Here is what can be done and should be done soon.

  1. Create vaccines for all potential diseases. They need not be distributed, but if a few thousand doses were available they could reach outbreak victims within days.
  2. Create digital response packages for all potential diseases. This would be instantly available information such as handout flyers, posters, radio and TV announcements, doctor’s information packets on how to identify and treat the emergent disease. Public administrator packets could be created on what has worked in previous outbreaks.
  3. Make free medical care available to all people who have symptoms similar to the outbreak disease.
  4. Give free cell phones to people who have been exposed to contagious diseases. These phones could be worn on a necklace and be contacted every day, and the person checked for symptoms. It could have built-in symptom monitors.
  5. Search the world for disease-spreading behaviors, and promote safer methods for accomplishing the same thing. Create similar but safer funeral practices.

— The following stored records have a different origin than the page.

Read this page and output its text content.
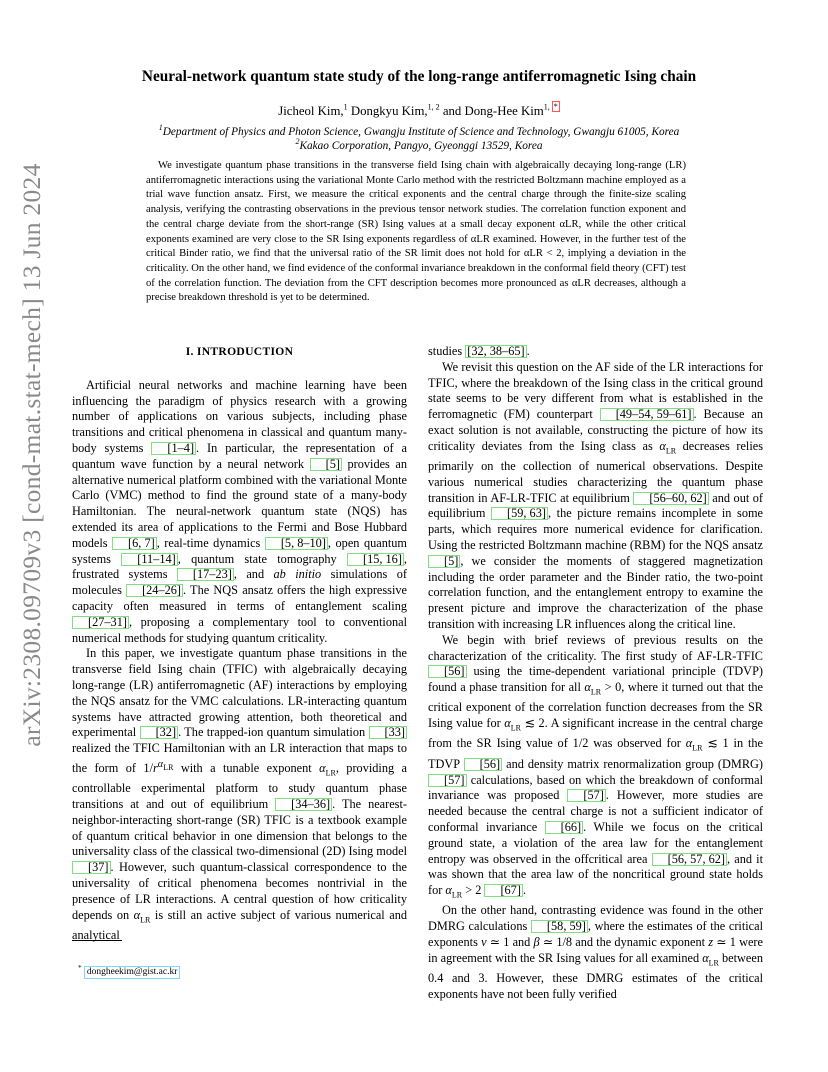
arXiv:2308.09709v3 [cond-mat.stat-mech] 13 Jun 2024
Neural-network quantum state study of the long-range antiferromagnetic Ising chain
Jicheol Kim,$^1$ Dongkyu Kim,$^{1, 2}$ and Dong-Hee Kim$^{1,}$ *
$^1$Department of Physics and Photon Science, Gwangju Institute of Science and Technology, Gwangju 61005, Korea
$^2$Kakao Corporation, Pangyo, Gyeonggi 13529, Korea
We investigate quantum phase transitions in the transverse field Ising chain with algebraically decaying long-range (LR) antiferromagnetic interactions using the variational Monte Carlo method with the restricted Boltzmann machine employed as a trial wave function ansatz. First, we measure the critical exponents and the central charge through the finite-size scaling analysis, verifying the contrasting observations in the previous tensor network studies. The correlation function exponent and the central charge deviate from the short-range (SR) Ising values at a small decay exponent αLR, while the other critical exponents examined are very close to the SR Ising exponents regardless of αLR examined. However, in the further test of the critical Binder ratio, we find that the universal ratio of the SR limit does not hold for αLR < 2, implying a deviation in the criticality. On the other hand, we find evidence of the conformal invariance breakdown in the conformal field theory (CFT) test of the correlation function. The deviation from the CFT description becomes more pronounced as αLR decreases, although a precise breakdown threshold is yet to be determined.
I. INTRODUCTION

Artificial neural networks and machine learning have been influencing the paradigm of physics research with a growing number of applications on various subjects, including phase transitions and critical phenomena in classical and quantum many-body systems [1–4] . In particular, the representation of a quantum wave function by a neural network [5] provides an alternative numerical platform combined with the variational Monte Carlo (VMC) method to find the ground state of a many-body Hamiltonian. The neural-network quantum state (NQS) has extended its area of applications to the Fermi and Bose Hubbard models [6, 7] , real-time dynamics [5, 8–10] , open quantum systems [11–14] , quantum state tomography [15, 16] , frustrated systems [17–23] , and ab initio simulations of molecules [24–26] . The NQS ansatz offers the high expressive capacity often measured in terms of entanglement scaling [27–31] , proposing a complementary tool to conventional numerical methods for studying quantum criticality.

In this paper, we investigate quantum phase transitions in the transverse field Ising chain (TFIC) with algebraically decaying long-range (LR) antiferromagnetic (AF) interactions by employing the NQS ansatz for the VMC calculations. LR-interacting quantum systems have attracted growing attention, both theoretical and experimental [32] . The trapped-ion quantum simulation [33] realized the TFIC Hamiltonian with an LR interaction that maps to the form of $1/r^{\alpha_{LR}}$ with a tunable exponent $\alpha_{LR}$, providing a controllable experimental platform to study quantum phase transitions at and out of equilibrium [34–36] . The nearest-neighbor-interacting short-range (SR) TFIC is a textbook example of quantum critical behavior in one dimension that belongs to the universality class of the classical two-dimensional (2D) Ising model [37] . However, such quantum-classical correspondence to the universality of critical phenomena becomes nontrivial in the presence of LR interactions. A central question of how criticality depends on $\alpha_{LR}$ is still an active subject of various numerical and analytical

studies [32, 38–65] .

We revisit this question on the AF side of the LR interactions for TFIC, where the breakdown of the Ising class in the critical ground state seems to be very different from what is established in the ferromagnetic (FM) counterpart [49–54, 59–61] . Because an exact solution is not available, constructing the picture of how its criticality deviates from the Ising class as $\alpha_{LR}$ decreases relies primarily on the collection of numerical observations. Despite various numerical studies characterizing the quantum phase transition in AF-LR-TFIC at equilibrium [56–60, 62] and out of equilibrium [59, 63] , the picture remains incomplete in some parts, which requires more numerical evidence for clarification. Using the restricted Boltzmann machine (RBM) for the NQS ansatz [5] , we consider the moments of staggered magnetization including the order parameter and the Binder ratio, the two-point correlation function, and the entanglement entropy to examine the present picture and improve the characterization of the phase transition with increasing LR influences along the critical line.

We begin with brief reviews of previous results on the characterization of the criticality. The first study of AF-LR-TFIC [56] using the time-dependent variational principle (TDVP) found a phase transition for all $\alpha_{LR} > 0$, where it turned out that the critical exponent of the correlation function decreases from the SR Ising value for $\alpha_{LR}$ ≲ 2. A significant increase in the central charge from the SR Ising value of 1/2 was observed for $\alpha_{LR}$ ≲ 1 in the TDVP [56] and density matrix renormalization group (DMRG) [57] calculations, based on which the breakdown of conformal invariance was proposed [57] . However, more studies are needed because the central charge is not a sufficient indicator of conformal invariance [66] . While we focus on the critical ground state, a violation of the area law for the entanglement entropy was observed in the offcritical area [56, 57, 62] , and it was shown that the area law of the noncritical ground state holds for $\alpha_{LR} > 2$ [67] .

On the other hand, contrasting evidence was found in the other DMRG calculations [58, 59] , where the estimates of the critical exponents ν ≃ 1 and β ≃ 1/8 and the dynamic exponent z ≃ 1 were in agreement with the SR Ising values for all examined $\alpha_{LR}$ between 0.4 and 3. However, these DMRG estimates of the critical exponents have not been fully verified

* dongheekim@gist.ac.kr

The lesson the CDC and WHO should have learned is that it is much cheaper in money spent and lives lost to kill a disease before it becomes epidemic. Now is the time to attack future disease outbreaks, while there is still the political interest needed for action. Kill diseases before they appear!!! That would have sounded impossible a year ago, but the development of vaccines to fight Ebola using modern CRISPR techniques proved it could be done in less than a year. It would now be possible to create vaccines for known diseases that haven’t yet moved from their wild sources to humans. When it becomes routine to create vaccines for these known human diseases it would make sense to search out and vaccinate animal reservoirs of probable disease vectors that would attack humans. If we can presently give animals routine antibiotics in their food to fatten them up, it would seem simple enough to add some vaccine that would prevent them from getting sick.

Until a vaccine is available – the only absolute prevention of an infectious disease is the physical separation of the virus from people.